Am Morgen im Bus schauen sich alle um, nicht nur ich. Wer trägt violett? Einige. T-Shirts, Strümpfe, Trainerhosen. Ich selber habe am Morgen in der Babykleiderkiste gewühlt und mir ein zweifelhaft riechendes violettes Nuscheli an den Rucksack geknüpft. Das passt richtig gut. Für mich persönlich ist der Mutterschaftsurlaub als Systemfehler nämlich die Elternschaft allen Übels.
„We were feisty when we were girls“, sagt Jane Fonda im Netflix-Film über Second-Wave-Feminismus. So ging mir das auch. Ich fühlte mich nie benachteiligt. Bis zu dem Moment im Spital nach der Geburt des ersten Kindes, als es hiess, mein Mann müsse bald nachhause, die Besuchszeiten seien vorüber. Und ich dann sechzehn Wochen zuhause blieb, lernte, warum ein Baby wann schreit, welche Kleidergrösse es trägt, und wie man Flaschen sterilisiert. Ich lernte on the job, ich sammelte Erfahrung, und wollte meine Arbeit gut machen. Mein Mann half mit, konnte aber weniger Zeit investieren. Also wurde ich zur Baby-Expertin und er zum Zulieferer. Logisch.
Ein Fakt, der weder mit Biologie oder Genetik zu tun hat, nicht mit Geschlecht oder gender, nicht mit unserer Partnerschaft, sondern schlicht mit dem fehlerhaften System. Ein Tag Vaterschaftsurlaub. Zwing mal eine Expertin, die Arbeit an den Schnupperstift abzugeben, und dann trotzdem die Verantwortung dafür zu tragen. Zwing die Schnupperstiftin zu behaupten, sie wisse etwas besser als der Experte. Warum soll das zuhause funktionieren, wenn es auf die Berufswelt übertragen lächerlich klingt?

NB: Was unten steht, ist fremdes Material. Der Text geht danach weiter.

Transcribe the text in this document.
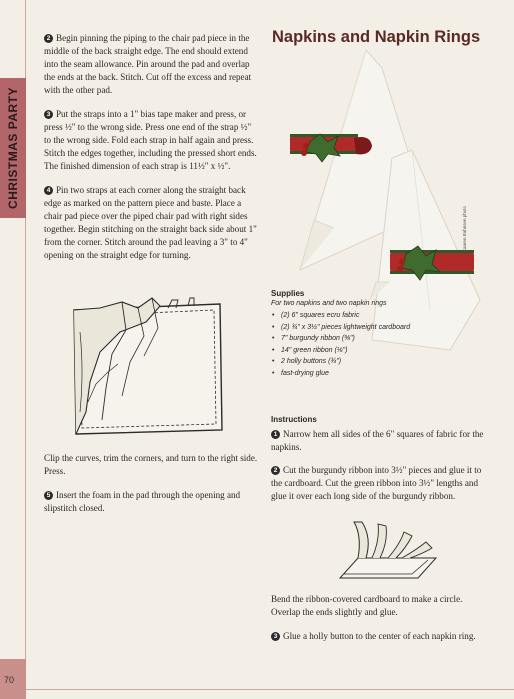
CHRISTMAS PARTY
70

2 Begin pinning the piping to the chair pad piece in the middle of the back straight edge. The end should extend into the seam allowance. Pin around the pad and overlap the ends at the back. Stitch. Cut off the excess and repeat with the other pad.

3 Put the straps into a 1" bias tape maker and press, or press ½" to the wrong side. Press one end of the strap ½" to the wrong side. Fold each strap in half again and press. Stitch the edges together, including the pressed short ends. The finished dimension of each strap is 11½" x ½".

4 Pin two straps at each corner along the straight back edge as marked on the pattern piece and baste. Place a chair pad piece over the piped chair pad with right sides together. Begin stitching on the straight back side about 1" from the corner. Stitch around the pad leaving a 3" to 4" opening on the straight edge for turning.

Clip the curves, trim the corners, and turn to the right side. Press.

5 Insert the foam in the pad through the opening and slipstitch closed.

Napkins and Napkin Rings
Kaaren Bahnsen photo
Supplies

For two napkins and two napkin rings

• (2) 6" squares ecru fabric
• (2) ¾" x 3½" pieces lightweight cardboard
• 7" burgundy ribbon (⅝")
• 14" green ribbon (⅛")
• 2 holly buttons (¾")
• fast-drying glue
Instructions

1 Narrow hem all sides of the 6" squares of fabric for the napkins.

2 Cut the burgundy ribbon into 3½" pieces and glue it to the cardboard. Cut the green ribbon into 3½" lengths and glue it over each long side of the burgundy ribbon.

Bend the ribbon-covered cardboard to make a circle. Overlap the ends slightly and glue.

3 Glue a holly button to the center of each napkin ring.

Man zwingt die Mütter, Expertinnen zu werden, und zwingt die Väter, Schnupperstifte zu bleiben, alles andere bleibt im gegenwärtigen System unglaublich harte Arbeit für beide Seiten. In meinem persönlichen Fall hat sie sich ausgezahlt. Wir sind beide Experten geworden, auch wenn ich von aussen häufig immer noch den unfreiwilligen Titel der Chef-Expertin zugedacht bekomme (weil ich ja die Frau bin).
Am Bahnhof hat es violette Konfetti geregnet, Strassen wurden in „Care-Work-Wege“ umbenannt. Im Impact Hub treffen sich Unternehmerinnen zum Zmorge und zur Diskussion. Es werden Zahlen verlesen und Geschichten erzählt, eine 91jährige Bäuerin habe sich bei der Vorbereitung des Streiks engagieren wollen, sie habe nie gearbeitet (nur auf dem Hof und Kinder grossgezogen) und deshalb kein Anrecht auf AHV, 91% der Führungspositionen in der Schweiz sind von Männern besetzt, Lohnunterschiede bei gleicher Arbeit. Die Stimmung ist aufgeladen, aber positiv.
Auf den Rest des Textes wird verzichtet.